Why can’t we work together?
Winners and losers, Democrats and Republicans, guns and butter, good and evil… The world appears to be locked in competition.
OK, I’m straying off my Scratch demo plan for this post. What made me start thinking about this? I’ve started getting some “spam” comments on my blog here… not a lot… no big problem… just a nuisance. I remembered that I had to enter some sort of code when I posted a comment over on Wesley Fryer’s ”Speed of Creativity” blog. By the way, I strongly recommend Wes’ latest blog entry about President Bush’s comments on NCLB during his State of the Union Address - read it here. Anyway, I browsed over to Speed of Creativity and found that Wes uses reCAPTCHA to block spam comments.

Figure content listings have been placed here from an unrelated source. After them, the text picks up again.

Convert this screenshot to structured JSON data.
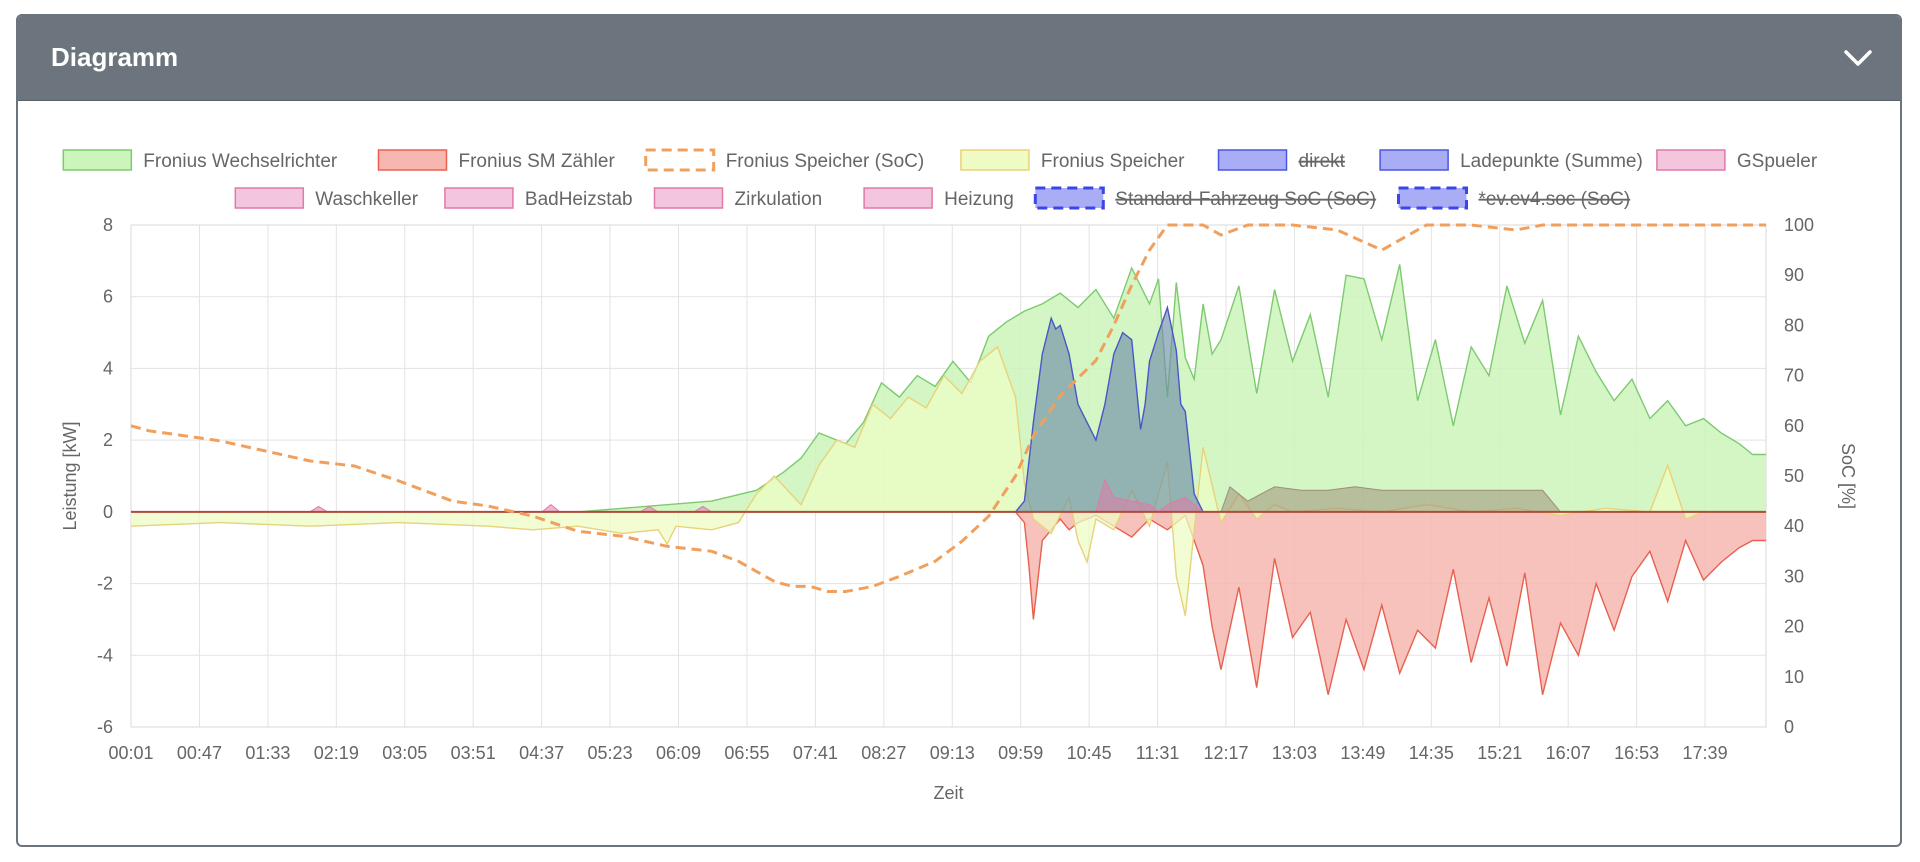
{
  "card": {
    "title": "Diagramm",
    "collapse_icon": "chevron-down-icon"
  },
  "chart_data": {
    "type": "area",
    "xlabel": "Zeit",
    "ylabel": "Leistung [kW]",
    "y2label": "SoC [%]",
    "ylim": [
      -6,
      8
    ],
    "y2lim": [
      0,
      100
    ],
    "yticks": [
      8,
      6,
      4,
      2,
      0,
      -2,
      -4,
      -6
    ],
    "y2ticks": [
      100,
      90,
      80,
      70,
      60,
      50,
      40,
      30,
      20,
      10,
      0
    ],
    "xticks": [
      "00:01",
      "00:47",
      "01:33",
      "02:19",
      "03:05",
      "03:51",
      "04:37",
      "05:23",
      "06:09",
      "06:55",
      "07:41",
      "08:27",
      "09:13",
      "09:59",
      "10:45",
      "11:31",
      "12:17",
      "13:03",
      "13:49",
      "14:35",
      "15:21",
      "16:07",
      "16:53",
      "17:39"
    ],
    "grid": true,
    "legend_position": "top",
    "legend": [
      {
        "name": "Fronius Wechselrichter",
        "fill": "#ccf5bb",
        "stroke": "#7dca6f",
        "style": "solid",
        "hidden": false
      },
      {
        "name": "Fronius SM Zähler",
        "fill": "#f7b7b0",
        "stroke": "#e8604f",
        "style": "solid",
        "hidden": false
      },
      {
        "name": "Fronius Speicher (SoC)",
        "fill": "#ffffff",
        "stroke": "#f0a05c",
        "style": "dashed",
        "hidden": false
      },
      {
        "name": "Fronius Speicher",
        "fill": "#eefcc4",
        "stroke": "#e8d27a",
        "style": "solid",
        "hidden": false
      },
      {
        "name": "direkt",
        "fill": "#a9adf5",
        "stroke": "#4a55e0",
        "style": "solid",
        "hidden": true
      },
      {
        "name": "Ladepunkte (Summe)",
        "fill": "#a9adf5",
        "stroke": "#4a55e0",
        "style": "solid",
        "hidden": false
      },
      {
        "name": "GSpueler",
        "fill": "#f4c6de",
        "stroke": "#e07aa8",
        "style": "solid",
        "hidden": false
      },
      {
        "name": "Waschkeller",
        "fill": "#f4c6de",
        "stroke": "#e07aa8",
        "style": "solid",
        "hidden": false
      },
      {
        "name": "BadHeizstab",
        "fill": "#f4c6de",
        "stroke": "#e07aa8",
        "style": "solid",
        "hidden": false
      },
      {
        "name": "Zirkulation",
        "fill": "#f4c6de",
        "stroke": "#e07aa8",
        "style": "solid",
        "hidden": false
      },
      {
        "name": "Heizung",
        "fill": "#f4c6de",
        "stroke": "#e07aa8",
        "style": "solid",
        "hidden": false
      },
      {
        "name": "Standard-Fahrzeug SoC (SoC)",
        "fill": "#a9adf5",
        "stroke": "#3b46e8",
        "style": "dashed",
        "hidden": true
      },
      {
        "name": "*ev.ev4.soc (SoC)",
        "fill": "#a9adf5",
        "stroke": "#3b46e8",
        "style": "dashed",
        "hidden": true
      }
    ],
    "series": [
      {
        "name": "Fronius Wechselrichter",
        "axis": "left",
        "x": [
          0,
          5,
          5.5,
          6,
          6.5,
          7,
          7.3,
          7.5,
          7.7,
          8,
          8.2,
          8.4,
          8.6,
          8.8,
          9,
          9.2,
          9.4,
          9.6,
          9.8,
          10,
          10.2,
          10.4,
          10.6,
          10.8,
          11,
          11.2,
          11.4,
          11.5,
          11.6,
          11.7,
          11.8,
          11.9,
          12,
          12.1,
          12.2,
          12.4,
          12.6,
          12.8,
          13,
          13.2,
          13.4,
          13.6,
          13.8,
          14,
          14.2,
          14.4,
          14.6,
          14.8,
          15,
          15.2,
          15.4,
          15.6,
          15.8,
          16,
          16.2,
          16.4,
          16.6,
          16.8,
          17,
          17.2,
          17.4,
          17.6,
          17.8,
          18,
          18.15,
          18.3
        ],
        "y": [
          0,
          0,
          0.1,
          0.2,
          0.3,
          0.6,
          1.1,
          1.5,
          2.2,
          1.9,
          2.5,
          3.6,
          3.2,
          3.8,
          3.5,
          4.2,
          3.6,
          4.9,
          5.3,
          5.6,
          5.8,
          6.1,
          5.7,
          6.2,
          5.4,
          6.8,
          5.8,
          6.5,
          3.2,
          6.4,
          4.3,
          3.7,
          5.8,
          4.4,
          4.8,
          6.3,
          3.3,
          6.2,
          4.2,
          5.5,
          3.2,
          6.6,
          6.5,
          4.8,
          6.9,
          3.1,
          4.8,
          2.4,
          4.6,
          3.8,
          6.3,
          4.7,
          5.9,
          2.7,
          4.9,
          3.9,
          3.1,
          3.7,
          2.6,
          3.1,
          2.4,
          2.6,
          2.2,
          1.9,
          1.6,
          1.6
        ]
      },
      {
        "name": "Fronius SM Zähler",
        "axis": "left",
        "x": [
          0,
          9.9,
          10,
          10.05,
          10.1,
          10.2,
          10.4,
          10.5,
          10.6,
          10.8,
          11,
          11.2,
          11.4,
          11.6,
          11.8,
          12,
          12.1,
          12.2,
          12.4,
          12.6,
          12.8,
          13,
          13.2,
          13.4,
          13.6,
          13.8,
          14,
          14.2,
          14.4,
          14.6,
          14.8,
          15,
          15.2,
          15.4,
          15.6,
          15.8,
          16,
          16.2,
          16.4,
          16.6,
          16.8,
          17,
          17.2,
          17.4,
          17.6,
          17.8,
          18,
          18.15,
          18.3
        ],
        "y": [
          0,
          0,
          -0.3,
          -1.5,
          -3.0,
          -0.8,
          -0.2,
          -0.5,
          -0.3,
          -0.1,
          -0.4,
          -0.7,
          -0.2,
          -0.5,
          -0.1,
          -1.5,
          -3.2,
          -4.4,
          -2.1,
          -4.9,
          -1.3,
          -3.5,
          -2.8,
          -5.1,
          -3.0,
          -4.4,
          -2.6,
          -4.5,
          -3.3,
          -3.8,
          -1.6,
          -4.2,
          -2.4,
          -4.3,
          -1.7,
          -5.1,
          -3.1,
          -4.0,
          -2.0,
          -3.3,
          -1.8,
          -1.1,
          -2.5,
          -0.8,
          -1.9,
          -1.4,
          -1.0,
          -0.8,
          -0.8
        ]
      },
      {
        "name": "Fronius Speicher",
        "axis": "left",
        "x": [
          0,
          1,
          2,
          3,
          4,
          4.5,
          5,
          5.5,
          5.9,
          6,
          6.1,
          6.5,
          6.8,
          7,
          7.2,
          7.5,
          7.7,
          7.9,
          8.1,
          8.3,
          8.5,
          8.7,
          8.9,
          9.1,
          9.3,
          9.5,
          9.7,
          9.9,
          10,
          10.1,
          10.3,
          10.5,
          10.6,
          10.7,
          10.8,
          11,
          11.2,
          11.4,
          11.6,
          11.7,
          11.8,
          11.9,
          12,
          12.2,
          12.4,
          12.6,
          12.8,
          13,
          13.5,
          14,
          14.5,
          15,
          15.5,
          16,
          16.5,
          17,
          17.2,
          17.4,
          17.6,
          17.8,
          18,
          18.3
        ],
        "y": [
          -0.4,
          -0.3,
          -0.4,
          -0.3,
          -0.4,
          -0.5,
          -0.4,
          -0.6,
          -0.5,
          -0.9,
          -0.4,
          -0.5,
          -0.3,
          0.5,
          1.0,
          0.2,
          1.3,
          2.0,
          1.8,
          3.0,
          2.6,
          3.2,
          2.9,
          3.8,
          3.3,
          4.2,
          4.6,
          3.2,
          0.8,
          -0.2,
          -0.6,
          0.4,
          -0.8,
          -1.4,
          -0.2,
          -0.5,
          0.6,
          -0.4,
          1.4,
          -1.8,
          -2.9,
          -0.5,
          1.8,
          -0.3,
          0.5,
          -0.2,
          0.2,
          0,
          0.1,
          0,
          0.2,
          0,
          0.1,
          -0.1,
          0.1,
          0,
          1.3,
          -0.2,
          0,
          0,
          0,
          0
        ]
      },
      {
        "name": "Ladepunkte (Summe)",
        "axis": "left",
        "x": [
          9.9,
          10,
          10.1,
          10.2,
          10.3,
          10.35,
          10.4,
          10.5,
          10.6,
          10.8,
          10.9,
          11,
          11.1,
          11.2,
          11.3,
          11.35,
          11.4,
          11.5,
          11.6,
          11.7,
          11.75,
          11.8,
          11.9,
          12
        ],
        "y": [
          0,
          0.3,
          2.5,
          4.4,
          5.4,
          5.1,
          5.2,
          4.4,
          3.0,
          2.0,
          3.0,
          4.4,
          5.0,
          4.8,
          2.3,
          3.0,
          4.2,
          5.0,
          5.7,
          4.5,
          3.0,
          2.8,
          0.5,
          0
        ]
      },
      {
        "name": "Fronius Speicher (SoC)",
        "axis": "right",
        "x": [
          0,
          0.2,
          0.6,
          1,
          1.5,
          2,
          2.5,
          3,
          3.3,
          3.6,
          4,
          4.5,
          5,
          5.5,
          6,
          6.5,
          6.8,
          7,
          7.2,
          7.4,
          7.6,
          7.8,
          8,
          8.3,
          8.6,
          9,
          9.3,
          9.6,
          9.9,
          10.1,
          10.4,
          10.8,
          11,
          11.2,
          11.4,
          11.6,
          11.8,
          12,
          12.2,
          12.5,
          13,
          13.5,
          14,
          14.5,
          15,
          15.5,
          15.8,
          16,
          16.5,
          17,
          17.5,
          18,
          18.3
        ],
        "y": [
          60,
          59,
          58,
          57,
          55,
          53,
          52,
          49,
          47,
          45,
          44,
          42,
          39,
          38,
          36,
          35,
          33,
          31,
          29,
          28,
          28,
          27,
          27,
          28,
          30,
          33,
          37,
          42,
          50,
          58,
          66,
          73,
          80,
          88,
          95,
          100,
          100,
          100,
          98,
          100,
          100,
          99,
          95,
          100,
          100,
          99,
          100,
          100,
          100,
          100,
          100,
          100,
          100
        ]
      },
      {
        "name": "GSpueler",
        "axis": "left",
        "x": [
          2.0,
          2.1,
          2.2,
          4.6,
          4.7,
          4.8,
          5.7,
          5.8,
          5.9,
          6.3,
          6.4,
          6.5
        ],
        "y": [
          0,
          0.15,
          0,
          0,
          0.2,
          0,
          0,
          0.15,
          0,
          0,
          0.15,
          0
        ]
      },
      {
        "name": "Waschkeller",
        "axis": "left",
        "x": [
          12.2,
          12.3,
          12.5,
          12.8,
          13.1,
          13.4,
          13.7,
          14,
          14.3,
          14.6,
          14.9,
          15.2,
          15.5,
          15.8,
          16
        ],
        "y": [
          0,
          0.7,
          0.3,
          0.7,
          0.6,
          0.6,
          0.7,
          0.6,
          0.6,
          0.6,
          0.6,
          0.6,
          0.6,
          0.6,
          0
        ]
      },
      {
        "name": "Heizung",
        "axis": "left",
        "x": [
          10.8,
          10.9,
          11,
          11.2,
          11.4,
          11.5,
          11.6,
          11.8,
          11.9,
          12
        ],
        "y": [
          0,
          0.9,
          0.4,
          0.3,
          0.2,
          0,
          0.2,
          0.4,
          0.2,
          0
        ]
      }
    ]
  }
}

My first thought was, I wonder how much this costs? So I checked it out at http://recaptcha.net/. It’s free… and beyond that it’s a 2-way win! Carnegie Mellon provides reCAPTCHA free - to help people avoid spam and to aid in the digitization of old books. When you post a comment, you are presented with images of 2 words. These words have been scanned during the process of scanning books. The left is known to reCAPTCHA. The right is not known (i.e. The Optical Character Recognition process could not decode the word and it needs to be manually corrected). If you enter the first word correctly, reCAPTCHA believes you are a person (not some sort of bot program) and allows your post to go through. It also assumes you have entered the second word correctly. After the second word has been decoded by a certain number of people (on various websites using reCAPTCHA), it is considered to have been corrected. Assuming there are thousands (maybe millions?) of words that need to be manually corrected, how much time is saved by reCAPTCHA? I’m glad to both be helped by reCAPTCHA and to help them in their efforts by implementing it on this blog!
School is not centered on cooperation (IMHO) - school is more centered around competition. (Alfie Kohn has several good articles on Competition and Cooperation on his web site… read them here.) Are there ways that educational technology can be used to generate (or encourage) a win-win situation - like reCAPTCHA does - in the classroom? I’ll be thinking about this some… and hopefully come up with some good ideas. If a reader has any ideas, I’d love to hear them!